This article is an open access article distributed under the terms and conditions of the Creative Commons Attribution (CC BY) license (https://creativecommons.org/licenses/by/4.0/).



Introduction

In various regions of the world, poultry meat consumption elevates day by day owing to being the cheapest source of animal protein and poultry meat is becoming the consumer’s first choice (Hess et al., 2001; Marangoni et al., 2015). Chicken meat is very nutritious with low content of fat, with more desirable unsaturated fatty acid according to other meat (Cavani et al., 2009; Dal Bosco et al., 2022).

The production of poultry meat is possible when the health of birds will be good and according to need the demand for poultry meat will be fulfilled. Common respiratory diseases in poultry birds like CRD, infectious bronchitis (IB), infectious laryngotracheitis (ILT) etc. are very harmful to the health of birds and causes low production and high loss in the economy (Mugunthan & Mani Chandra, 2021; Siddique et al., 2020). The poultry industry is the second largest industry of Pakistan that contributing 1.4% to the national GDP annually (Hussain et al. 2015; Liaqat 2018; David H. and Yoder Jr 2008; Arslan Ahmed, Akram, and Aslam 2018).

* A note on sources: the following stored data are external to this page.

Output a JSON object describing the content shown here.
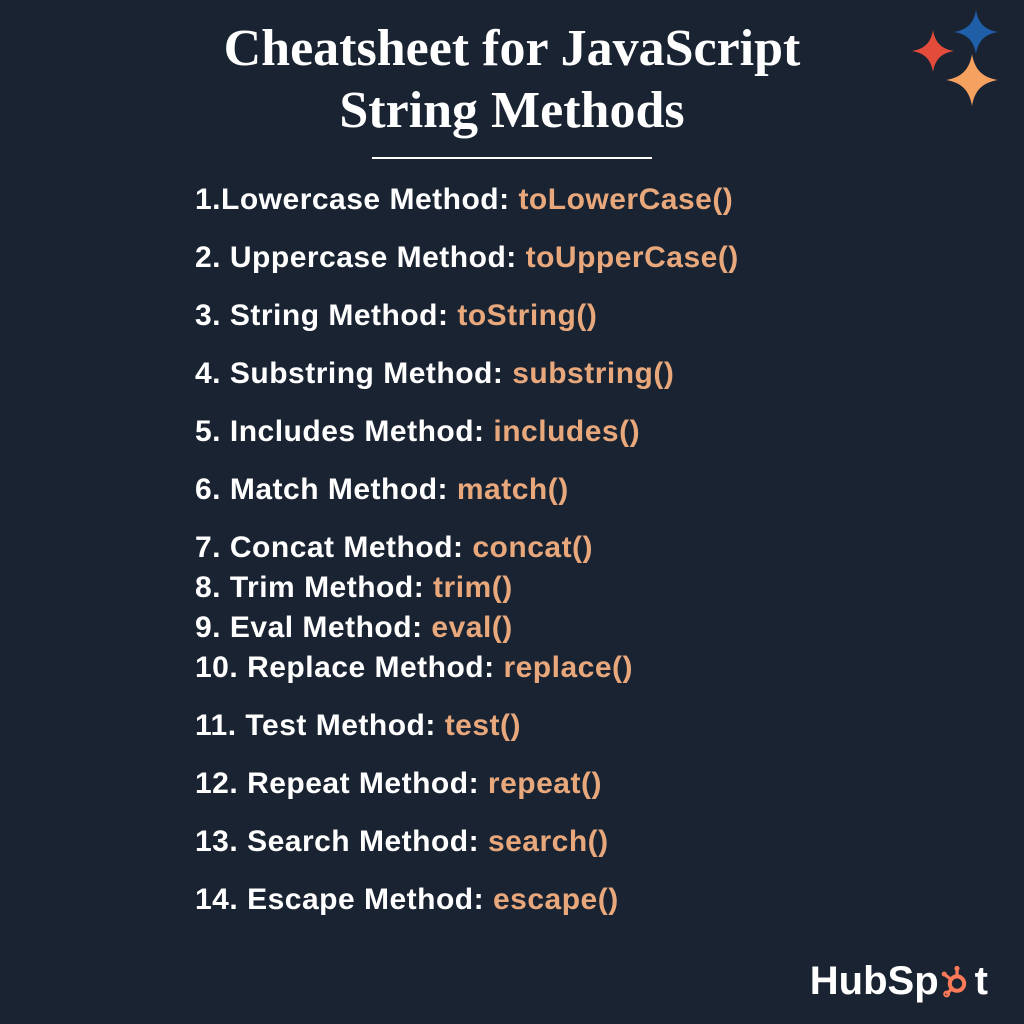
{
  "title_line1": "Cheatsheet for JavaScript",
  "title_line2": "String Methods",
  "items": [
    {
      "prefix": "1.",
      "label": "Lowercase Method:",
      "method": "toLowerCase()"
    },
    {
      "prefix": "2.",
      "label": "Uppercase Method:",
      "method": "toUpperCase()"
    },
    {
      "prefix": "3.",
      "label": "String Method:",
      "method": "toString()"
    },
    {
      "prefix": "4.",
      "label": "Substring Method:",
      "method": "substring()"
    },
    {
      "prefix": "5.",
      "label": "Includes Method:",
      "method": "includes()"
    },
    {
      "prefix": "6.",
      "label": "Match Method:",
      "method": "match()"
    },
    {
      "prefix": "7.",
      "label": "Concat Method:",
      "method": "concat()"
    },
    {
      "prefix": "8.",
      "label": "Trim Method:",
      "method": "trim()"
    },
    {
      "prefix": "9.",
      "label": "Eval Method:",
      "method": "eval()"
    },
    {
      "prefix": "10.",
      "label": "Replace Method:",
      "method": "replace()"
    },
    {
      "prefix": "11.",
      "label": "Test Method:",
      "method": "test()"
    },
    {
      "prefix": "12.",
      "label": "Repeat Method:",
      "method": "repeat()"
    },
    {
      "prefix": "13.",
      "label": "Search Method:",
      "method": "search()"
    },
    {
      "prefix": "14.",
      "label": "Escape Method:",
      "method": "escape()"
    }
  ],
  "logo_text_left": "HubSp",
  "logo_text_right": "t",
  "colors": {
    "background": "#1a2332",
    "text": "#ffffff",
    "accent": "#e8a87c",
    "sparkle_orange": "#f5a15f",
    "sparkle_red": "#e34b3a",
    "sparkle_blue": "#1f5fa8",
    "logo_orange": "#ff7a59"
  }
}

Among the major poultry disease, CRD in chicken is the most common respiratory disorder with the causative agent Mycoplasma gallisepticum (MG) and M. synoviae that cause a huge economical loss (Rehman et al., 2018; Shoaib, 2019). MG is the main pathogenic mycoplasma that causes reproductive and respiratory disease in poultry (Huang et al., 2021). Due to its highly aerobic character, MG is chiefly encountered in the upper respiratory tract of poultry birds (Büyüktanir et al., 2008). In avian, different microbes of genus Bordetella (B. avium), Hemophilus, Pasturella (P. multocida, P. gslinsrum) are also involved in the complexity of respiratory diseases (Gondal et al., 2015; Hafez, 2002). Birds of all ages are prone to Mycoplasma, but young birds of different breeds are more susceptible to this pathogen. Slow and stunted growth, low FCR, less egg production and quality of eggs is also affected by the MG attack and causes severe economic loss (N. M. Ferguson-Noel & Williams, 2015; Seifi & Shirzad, 2012).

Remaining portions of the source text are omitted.